Exercice Orion : quand l’armée française envahit le sud de la France
La deuxième phase d’un entraînement majeur de l’armée française se déroule cette semaine dans le sud du pays. Sept mille militaires sont impliqués.
Par Théo Sauvignet – Le point – publié le 23 février 2023
Pas de panique si vous habitez dans le sud de la France et que des centaines de soldats français envahissent subitement votre village : ils participent simplement à un exercice d’une grande ampleur, inédite ces trente dernières années : Hemex-Orion. Sept mille militaires ont entamé depuis le mardi 21 février la phase 2 de cet entraînement international qui simulera « l’entrée en premier » des forces françaises dans 14 départements, de la Garonne au Var.

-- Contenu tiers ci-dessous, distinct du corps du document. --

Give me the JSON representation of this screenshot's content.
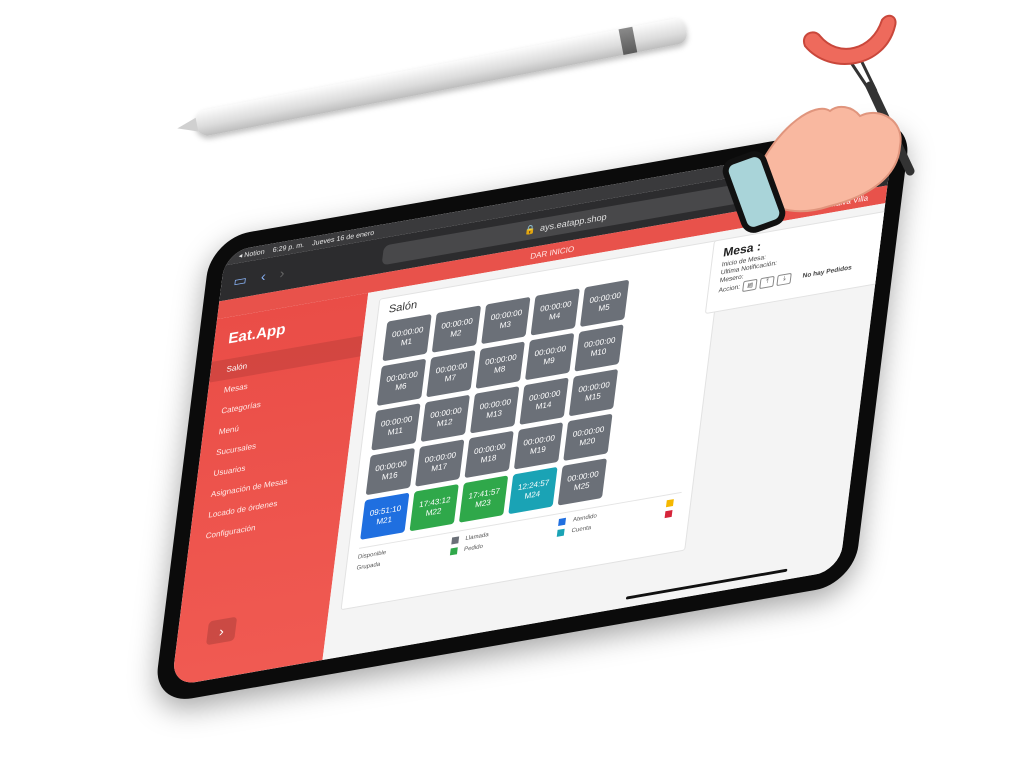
{
  "status_bar": {
    "carrier": "◂ Notion",
    "time": "6:29 p. m.",
    "date": "Jueves 16 de enero"
  },
  "browser": {
    "url": "ays.eatapp.shop",
    "dots": "•••"
  },
  "header": {
    "center": "DAR INICIO",
    "user": "Malva Villa"
  },
  "sidebar": {
    "logo": "Eat.App",
    "items": [
      {
        "label": "Salón",
        "active": true
      },
      {
        "label": "Mesas"
      },
      {
        "label": "Categorías"
      },
      {
        "label": "Menú"
      },
      {
        "label": "Sucursales"
      },
      {
        "label": "Usuarios"
      },
      {
        "label": "Asignación de Mesas"
      },
      {
        "label": "Locado de órdenes"
      },
      {
        "label": "Configuración"
      }
    ],
    "expand_icon": "chevron-right"
  },
  "salon": {
    "title": "Salón",
    "tables": [
      {
        "time": "00:00:00",
        "name": "M1",
        "status": "disponible"
      },
      {
        "time": "00:00:00",
        "name": "M2",
        "status": "disponible"
      },
      {
        "time": "00:00:00",
        "name": "M3",
        "status": "disponible"
      },
      {
        "time": "00:00:00",
        "name": "M4",
        "status": "disponible"
      },
      {
        "time": "00:00:00",
        "name": "M5",
        "status": "disponible"
      },
      {
        "time": "00:00:00",
        "name": "M6",
        "status": "disponible"
      },
      {
        "time": "00:00:00",
        "name": "M7",
        "status": "disponible"
      },
      {
        "time": "00:00:00",
        "name": "M8",
        "status": "disponible"
      },
      {
        "time": "00:00:00",
        "name": "M9",
        "status": "disponible"
      },
      {
        "time": "00:00:00",
        "name": "M10",
        "status": "disponible"
      },
      {
        "time": "00:00:00",
        "name": "M11",
        "status": "disponible"
      },
      {
        "time": "00:00:00",
        "name": "M12",
        "status": "disponible"
      },
      {
        "time": "00:00:00",
        "name": "M13",
        "status": "disponible"
      },
      {
        "time": "00:00:00",
        "name": "M14",
        "status": "disponible"
      },
      {
        "time": "00:00:00",
        "name": "M15",
        "status": "disponible"
      },
      {
        "time": "00:00:00",
        "name": "M16",
        "status": "disponible"
      },
      {
        "time": "00:00:00",
        "name": "M17",
        "status": "disponible"
      },
      {
        "time": "00:00:00",
        "name": "M18",
        "status": "disponible"
      },
      {
        "time": "00:00:00",
        "name": "M19",
        "status": "disponible"
      },
      {
        "time": "00:00:00",
        "name": "M20",
        "status": "disponible"
      },
      {
        "time": "09:51:10",
        "name": "M21",
        "status": "llamada"
      },
      {
        "time": "17:43:12",
        "name": "M22",
        "status": "pedido"
      },
      {
        "time": "17:41:57",
        "name": "M23",
        "status": "pedido"
      },
      {
        "time": "12:24:57",
        "name": "M24",
        "status": "cuenta"
      },
      {
        "time": "00:00:00",
        "name": "M25",
        "status": "disponible"
      }
    ],
    "legend": [
      {
        "label": "Disponible",
        "color": "#6b7078"
      },
      {
        "label": "Llamada",
        "color": "#1f6fe0"
      },
      {
        "label": "Atendido",
        "color": "#f5b800"
      },
      {
        "label": "Grupada",
        "color": "#2fa84a"
      },
      {
        "label": "Pedido",
        "color": "#1aa3b5"
      },
      {
        "label": "Cuenta",
        "color": "#d6243a"
      }
    ]
  },
  "status_colors": {
    "disponible": "#6b7078",
    "llamada": "#1f6fe0",
    "pedido": "#2fa84a",
    "cuenta": "#1aa3b5"
  },
  "mesa_panel": {
    "title": "Mesa :",
    "inicio": "Inicio de Mesa:",
    "ultima": "Ultima Notificación:",
    "mesero": "Mesero:",
    "accion": "Accion:",
    "no_pedidos": "No hay Pedidos",
    "action_icons": [
      "document-icon",
      "upload-icon",
      "download-icon"
    ]
  },
  "brand": {
    "accent": "#ea4d47"
  }
}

Le scénario de cet exercice a été écrit par un groupe canadien et met en scène un pays fictif dont le territoire correspond à la France : Arnland. Le sud de ce territoire est déstabilisé par des milices soutenues par un voisin hostile à l’est, Mercure. Sous l’égide de l’ONU, la France décide d’intervenir et de lancer une vaste opération depuis les mers et les airs en Arnland pour les combattre. Les forces françaises devront donc entrer dans un territoire hostile, dit « contesté », et rapidement se déployer pour sécuriser la zone et établir une tête de pont à Sète : c’est ce que les militaires appellent « l’entrée en premier ».
Un exercice international
Mille soldats français joueront les « rouges » (on qualifie ainsi les ennemis lors d’un exercice, ici les milices), soit un volume considérable et à l’échelle d’un théâtre de haute intensité. En face d’eux, une force dirigée par les Français mais incluant aussi des éléments alliés : des soldats de la British Army, des aviateurs américains, et des éléments de sept autres marines européennes qui s’ajouteront à la flotte notamment composée de deux porte-hélicoptères amphibies français au large des côtes du golfe du Lion.
Au programme, notamment : des simulations de frappes aériennes, des parachutages autour de Castres, un débarquement amphibie depuis deux porte-hélicoptères à Sète, le tout en terrain libre. Cela signifie que les soldats n’évolueront pas uniquement sur des terrains militaires, mais parmi la population civile. Orion renouera donc avec ce type de manœuvres, largement délaissées depuis les années 2000 et la contraction des forces françaises. En 2019, le général Thierry Burkhard, alors nouvellement chef d’état-major des armées, annonçait déjà le retour de cette pratique, essentielle pour se préparer aux futurs conflits.
L’objectif est de recentrer l’entraînement des armées sur la conflictualité moderne, notamment la haute intensité.général Le Nen
L’opération sera dirigée depuis la base de Lyon-Mont Verdun par le général Nicolas Le Nen, chef du commandement pour les opérations interarmées, qui prépare cette opération depuis un an dans le cadre de la phase 1 de l’exercice. « L’objectif est de recentrer l’entraînement des armées sur la conflictualité moderne, notamment la haute intensité », expliquait-il à la presse. Il s’agira aussi de s’assurer de l’interopérabilité des forces françaises avec leurs alliées lors d’un tel déploiement. Par ailleurs, l’exercice permettra d’« évaluer les compétences internes de commandement pour une opération d’une telle envergure, et de tester des capacités nouvelles, notamment dans le domaine de la lutte informationnelle », ajoute le général.
Une dernière phase d’Orion prendra place en avril, dans l’est de la France, et y simulera un conflit de haute intensité ; le scénario prévoit que le voisin Mercure attaque le pays fictif Arnland soutenu par l’ONU et la France de manière symétrique : avec son armée et en violant son intégrité territoriale. Un déroulement qui semble faire écho à l’actualité : la Russie qui a supporté des milices dans le Donbass depuis dix ans pour déstabiliser l’Ukraine et qui a fini par déclencher une invasion du pays. Le général Le Nen assure que, s’il semble d’actualité, son déroulement est toutefois inspiré d’un scénario d’exercice de l’Otan écrit en 2012 et remis au goût du jour pour coller aux besoins de l’armée française.